EKR - 18 proxies between point A and point B are there for a reason, not just forwarding packets.

We'll talk about this more on Friday afternoon (at P2P-SIP).

Vijay - we talked about this on the list, and there are people who want their proxies to stay involved.

Cullen - most of the proxy twiddlings are in 3261 as threats, and the answer was "use end-to-end security".

EKR - this creates a generic NAT traversal server mechanism. Once you're in TLS, go crazy. There's like one proxy between you and an HTTPS server.

draft-srivastava-sip-e2e-ciphersuites-00

Level of security is missing. SIPS is a mess. Should DTLS be considered as well?

Extend Via to include Ciphersuites, define header for desired cipher-suites, secure protocol, etc.

EKR has an alternative solution - let TLS take care of ciphersuites at each hop, rely on mandatory-to-implement as common-denominator, trust proxies for mandatory upgrade/downgrade.

Jonathan - with EKR on this one, proxies can do so many things that are worse.

SS thinking of catching evil proxies more quickly, allow UAC to control ciphersuite selection.

SIP Security advisor says there's a hole in this. Would Security ADs pass this document?
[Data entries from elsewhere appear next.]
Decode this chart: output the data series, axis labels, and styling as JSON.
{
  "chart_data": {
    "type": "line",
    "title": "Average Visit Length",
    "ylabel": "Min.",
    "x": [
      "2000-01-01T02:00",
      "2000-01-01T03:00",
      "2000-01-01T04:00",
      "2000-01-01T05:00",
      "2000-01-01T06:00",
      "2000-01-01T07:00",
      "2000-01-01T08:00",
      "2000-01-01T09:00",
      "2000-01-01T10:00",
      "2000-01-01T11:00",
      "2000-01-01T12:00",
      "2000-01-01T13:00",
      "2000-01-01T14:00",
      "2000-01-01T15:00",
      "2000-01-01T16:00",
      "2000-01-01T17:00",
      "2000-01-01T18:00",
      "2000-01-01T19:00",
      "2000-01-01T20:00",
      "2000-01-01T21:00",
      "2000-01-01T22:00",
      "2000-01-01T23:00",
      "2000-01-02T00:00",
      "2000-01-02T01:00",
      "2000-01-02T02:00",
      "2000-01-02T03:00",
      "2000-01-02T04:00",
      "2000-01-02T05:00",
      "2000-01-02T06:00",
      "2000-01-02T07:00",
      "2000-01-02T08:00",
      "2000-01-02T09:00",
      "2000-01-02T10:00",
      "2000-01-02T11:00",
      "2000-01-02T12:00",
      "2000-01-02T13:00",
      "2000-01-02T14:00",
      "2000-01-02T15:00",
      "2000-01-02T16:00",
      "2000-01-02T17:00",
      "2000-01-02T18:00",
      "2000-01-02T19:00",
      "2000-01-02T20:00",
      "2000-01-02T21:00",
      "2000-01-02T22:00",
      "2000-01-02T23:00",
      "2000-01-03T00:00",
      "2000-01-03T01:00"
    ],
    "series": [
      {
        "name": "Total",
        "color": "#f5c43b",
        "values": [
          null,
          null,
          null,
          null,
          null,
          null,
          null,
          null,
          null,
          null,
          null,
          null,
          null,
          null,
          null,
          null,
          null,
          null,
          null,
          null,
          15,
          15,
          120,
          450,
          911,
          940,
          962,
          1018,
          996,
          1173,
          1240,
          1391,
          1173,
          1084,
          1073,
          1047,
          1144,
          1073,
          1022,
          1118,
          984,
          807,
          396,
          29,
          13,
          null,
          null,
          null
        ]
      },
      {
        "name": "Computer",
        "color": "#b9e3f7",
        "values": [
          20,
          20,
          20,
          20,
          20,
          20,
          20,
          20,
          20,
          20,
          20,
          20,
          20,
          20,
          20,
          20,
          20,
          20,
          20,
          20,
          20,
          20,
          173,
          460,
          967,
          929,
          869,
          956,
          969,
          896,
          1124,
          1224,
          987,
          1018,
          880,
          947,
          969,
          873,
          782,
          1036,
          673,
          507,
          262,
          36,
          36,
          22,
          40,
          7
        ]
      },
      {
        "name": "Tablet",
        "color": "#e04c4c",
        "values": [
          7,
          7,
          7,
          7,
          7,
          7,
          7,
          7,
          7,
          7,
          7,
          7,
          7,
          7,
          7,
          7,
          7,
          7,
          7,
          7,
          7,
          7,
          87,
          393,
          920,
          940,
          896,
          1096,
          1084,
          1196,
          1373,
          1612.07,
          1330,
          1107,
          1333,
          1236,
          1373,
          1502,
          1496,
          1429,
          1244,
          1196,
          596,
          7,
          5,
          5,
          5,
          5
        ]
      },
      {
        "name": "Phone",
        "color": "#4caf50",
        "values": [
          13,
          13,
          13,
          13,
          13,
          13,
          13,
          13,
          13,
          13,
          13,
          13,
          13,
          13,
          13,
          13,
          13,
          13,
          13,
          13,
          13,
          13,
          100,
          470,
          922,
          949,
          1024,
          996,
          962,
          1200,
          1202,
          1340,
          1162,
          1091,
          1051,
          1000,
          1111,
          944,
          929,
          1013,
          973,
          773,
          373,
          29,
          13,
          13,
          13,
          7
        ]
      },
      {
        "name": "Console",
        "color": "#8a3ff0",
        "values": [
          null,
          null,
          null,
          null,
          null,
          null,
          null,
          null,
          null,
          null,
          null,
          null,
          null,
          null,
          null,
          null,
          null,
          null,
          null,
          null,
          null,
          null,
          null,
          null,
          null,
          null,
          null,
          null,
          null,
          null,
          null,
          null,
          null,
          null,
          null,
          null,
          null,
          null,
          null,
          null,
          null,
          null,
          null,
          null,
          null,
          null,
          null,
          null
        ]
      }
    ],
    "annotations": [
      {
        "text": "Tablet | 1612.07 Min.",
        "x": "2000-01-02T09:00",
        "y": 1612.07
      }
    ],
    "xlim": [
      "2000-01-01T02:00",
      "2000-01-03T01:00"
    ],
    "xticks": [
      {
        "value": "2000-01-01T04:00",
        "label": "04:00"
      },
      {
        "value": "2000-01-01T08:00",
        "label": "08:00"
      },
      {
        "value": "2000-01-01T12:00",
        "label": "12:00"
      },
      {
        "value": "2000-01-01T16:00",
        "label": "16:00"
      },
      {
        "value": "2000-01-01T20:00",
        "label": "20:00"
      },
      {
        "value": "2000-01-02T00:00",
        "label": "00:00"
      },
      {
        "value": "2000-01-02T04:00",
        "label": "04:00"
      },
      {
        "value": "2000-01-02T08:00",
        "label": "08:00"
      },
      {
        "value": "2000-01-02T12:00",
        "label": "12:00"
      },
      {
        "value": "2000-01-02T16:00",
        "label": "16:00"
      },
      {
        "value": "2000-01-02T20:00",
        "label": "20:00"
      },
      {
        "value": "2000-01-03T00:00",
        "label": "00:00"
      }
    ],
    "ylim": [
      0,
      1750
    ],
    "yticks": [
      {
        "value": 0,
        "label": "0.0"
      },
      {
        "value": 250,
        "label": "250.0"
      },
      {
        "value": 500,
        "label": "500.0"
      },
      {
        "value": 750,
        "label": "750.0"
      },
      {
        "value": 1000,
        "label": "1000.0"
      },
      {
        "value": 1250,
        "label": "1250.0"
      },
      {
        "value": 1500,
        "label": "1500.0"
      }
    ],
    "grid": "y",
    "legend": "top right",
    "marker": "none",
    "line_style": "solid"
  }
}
EKR - current security is worse, right?

Dean - this catches stupid proxies. Evil proxies lie.

EKR - in TLS, your client has no control over what the server actually chooses, right?

Proxies doing DTLS to TLS need to know ciphersuites for other protocols.

Open issues - which solution to pick? Partial adoption with SIPS? Impact of renegotiation of ciphersuites needs to be analyzed?

Has anyone else read the draft? 5 or 6. Anyone who might implement?

John - I thought so, not so sure now if we're trusting proxies.

Dean - need a mechanism for Proxy A and Proxy C to keep an eye on Proxy B - this could be it.

Discussions about SIP and TLS don't state problems and then argue about details, so never come to conclusions. Need starkly clear statement of problem and benefit to users.

Please respin and we'll look at this again.